Всемирно известный музыкант, директор и главный дирижер Мариинского театра отметил 55-летний юбилей
На 55-летие к Валерию Гергиеву пожаловали Юрий Башмет, Вадим Репин, оперные певцы Анна Нетребко, Владимир Галузин, другие звезды. В последние годы Валерий Гергиев достиг статуса одного из самых активных, ярких и популярных дирижеров мира. Он сделал Мариинский театр одним из самых престижных музыкальных брендов современности. По миру музыкант путешествует с пустыми руками: из «багажа» при нем только мобильный телефон. А именные итальянские фраки «Эрменджильдо Зенья» летают за ним транснациональными линиями под присмотром помощников.

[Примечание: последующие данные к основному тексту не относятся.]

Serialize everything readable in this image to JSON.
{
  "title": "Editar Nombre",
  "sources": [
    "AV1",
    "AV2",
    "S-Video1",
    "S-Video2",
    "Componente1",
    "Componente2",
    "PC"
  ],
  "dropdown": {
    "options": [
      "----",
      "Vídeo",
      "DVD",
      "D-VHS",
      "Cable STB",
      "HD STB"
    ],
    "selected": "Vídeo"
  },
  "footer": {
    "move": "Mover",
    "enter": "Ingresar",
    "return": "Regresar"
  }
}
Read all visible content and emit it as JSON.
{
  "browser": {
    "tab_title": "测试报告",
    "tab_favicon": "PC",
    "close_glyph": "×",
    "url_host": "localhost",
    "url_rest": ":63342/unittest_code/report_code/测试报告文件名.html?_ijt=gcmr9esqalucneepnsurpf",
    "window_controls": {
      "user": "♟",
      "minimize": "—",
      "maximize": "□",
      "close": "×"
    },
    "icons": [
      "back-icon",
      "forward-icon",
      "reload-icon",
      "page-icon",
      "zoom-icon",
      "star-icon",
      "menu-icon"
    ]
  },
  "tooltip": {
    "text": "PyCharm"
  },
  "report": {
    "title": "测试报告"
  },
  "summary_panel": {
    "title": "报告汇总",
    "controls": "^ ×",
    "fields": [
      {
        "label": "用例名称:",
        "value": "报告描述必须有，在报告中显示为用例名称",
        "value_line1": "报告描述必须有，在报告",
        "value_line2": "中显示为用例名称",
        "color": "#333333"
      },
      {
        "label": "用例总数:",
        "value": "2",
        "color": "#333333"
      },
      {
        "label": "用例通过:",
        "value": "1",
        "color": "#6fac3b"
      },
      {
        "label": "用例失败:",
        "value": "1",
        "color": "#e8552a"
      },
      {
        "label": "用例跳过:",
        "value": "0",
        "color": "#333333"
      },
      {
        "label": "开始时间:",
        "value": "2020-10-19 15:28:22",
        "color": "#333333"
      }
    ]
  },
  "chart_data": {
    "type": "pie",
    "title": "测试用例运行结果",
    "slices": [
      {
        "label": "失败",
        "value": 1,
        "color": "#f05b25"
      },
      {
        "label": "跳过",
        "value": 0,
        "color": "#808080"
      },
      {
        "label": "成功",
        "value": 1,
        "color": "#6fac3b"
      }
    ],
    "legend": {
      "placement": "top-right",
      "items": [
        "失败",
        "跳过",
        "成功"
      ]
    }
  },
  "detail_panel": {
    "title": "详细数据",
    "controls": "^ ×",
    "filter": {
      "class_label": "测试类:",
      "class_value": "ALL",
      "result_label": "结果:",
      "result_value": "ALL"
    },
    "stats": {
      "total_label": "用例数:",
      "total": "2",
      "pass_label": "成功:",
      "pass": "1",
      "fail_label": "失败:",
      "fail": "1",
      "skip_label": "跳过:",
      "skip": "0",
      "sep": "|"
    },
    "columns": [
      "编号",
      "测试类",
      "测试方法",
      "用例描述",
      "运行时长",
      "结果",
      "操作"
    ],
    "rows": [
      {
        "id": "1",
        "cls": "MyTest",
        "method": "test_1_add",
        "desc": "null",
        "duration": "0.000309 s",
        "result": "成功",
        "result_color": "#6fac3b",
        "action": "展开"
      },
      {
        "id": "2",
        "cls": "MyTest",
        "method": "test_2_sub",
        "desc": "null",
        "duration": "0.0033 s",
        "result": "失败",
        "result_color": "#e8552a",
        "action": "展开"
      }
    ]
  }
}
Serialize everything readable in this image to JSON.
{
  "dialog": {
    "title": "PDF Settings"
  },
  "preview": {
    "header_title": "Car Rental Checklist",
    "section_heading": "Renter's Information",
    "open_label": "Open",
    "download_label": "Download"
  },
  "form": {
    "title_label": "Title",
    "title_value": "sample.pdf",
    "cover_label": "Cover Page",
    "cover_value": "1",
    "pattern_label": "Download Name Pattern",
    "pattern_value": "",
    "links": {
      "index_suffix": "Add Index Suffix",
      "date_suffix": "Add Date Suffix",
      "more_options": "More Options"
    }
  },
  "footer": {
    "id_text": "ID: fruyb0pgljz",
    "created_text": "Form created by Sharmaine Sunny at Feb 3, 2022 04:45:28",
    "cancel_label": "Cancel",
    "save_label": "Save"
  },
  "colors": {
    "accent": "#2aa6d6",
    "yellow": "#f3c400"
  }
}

— Валерий Абисалович, правда, что западные профессионалы высокого класса соглашаются с вашей подачи работать в России за меньшие деньги?
— Бывает. Но это из серии «не мешает ли бизнесмен артисту». В нашей стране мешает, потому что деловой подход приносит зависть и сплетни.
— Немаловажный фактор успеха Мариинского театра — ваши лидерские качества, так ведь?
— Если лидер не идет впереди дивизии или театра, дела не будет. Мы прежде всего практики. Вот в семь часов вечера в зрительном зале потушили свет — и надо что-то делать на сцене. Приказами не ограничишься: пиши их, не пиши, могут даже посмеяться. Творческий организм должен чувствовать, что есть вожак, тут нужны природные качества. Себя я не щадил никогда.
— А где вы набирались опыта руководителя?
— Мне было двадцать восемь лет, когда ко мне обратились с предложением возглавить оркестр в Армении. Наездами — я не мог уехать из Ленинграда. После театра оркестр казался маленьким коллективом, но он мне был необходим, хотя приходилось все время летать. Заработок мой был значительный, к тому же я вкусно ел в домах своих друзей, за что им по сей день очень благодарен. Но все равно гонорары уходили на перелет. Я давал по 30-40 концертов в год, это много. С Божьей помощью все выдержал и получил колоссальный опыт. Да, я платил за него здоровьем и еще доплачивал за авиабилеты, но в этом была высшая цель. Я чувствовал, что многие меня любили.
— Вы следите за критическими отзывами о постановках Мариинки?
— Великий дирижер Шолти однажды сказал мне: «Никогда ничего о себе не читай. Если будешь верить хорошему, то должен поверить и плохому». Я его послушался и не читаю, хотя, разумеется, не пренебрегаю мнением о наших спектаклях.
— Вас еще называют выдающимся менеджером
— Для руководителя театра не обязательно становиться менеджером, но важно не быть полным дураком. Я не Сорос и не Билл Гейтс, у меня нет своего бизнеса. Но я возглавляю один из самых крупных и динамичных театров России и мира. У нас есть спектакли по три миллиона долларов, большие проекты. Что-то беру на себя я, что-то мои помощники. Мы постоянно выступаем в России, несколько раз слетали на Кавказ — на мою родину.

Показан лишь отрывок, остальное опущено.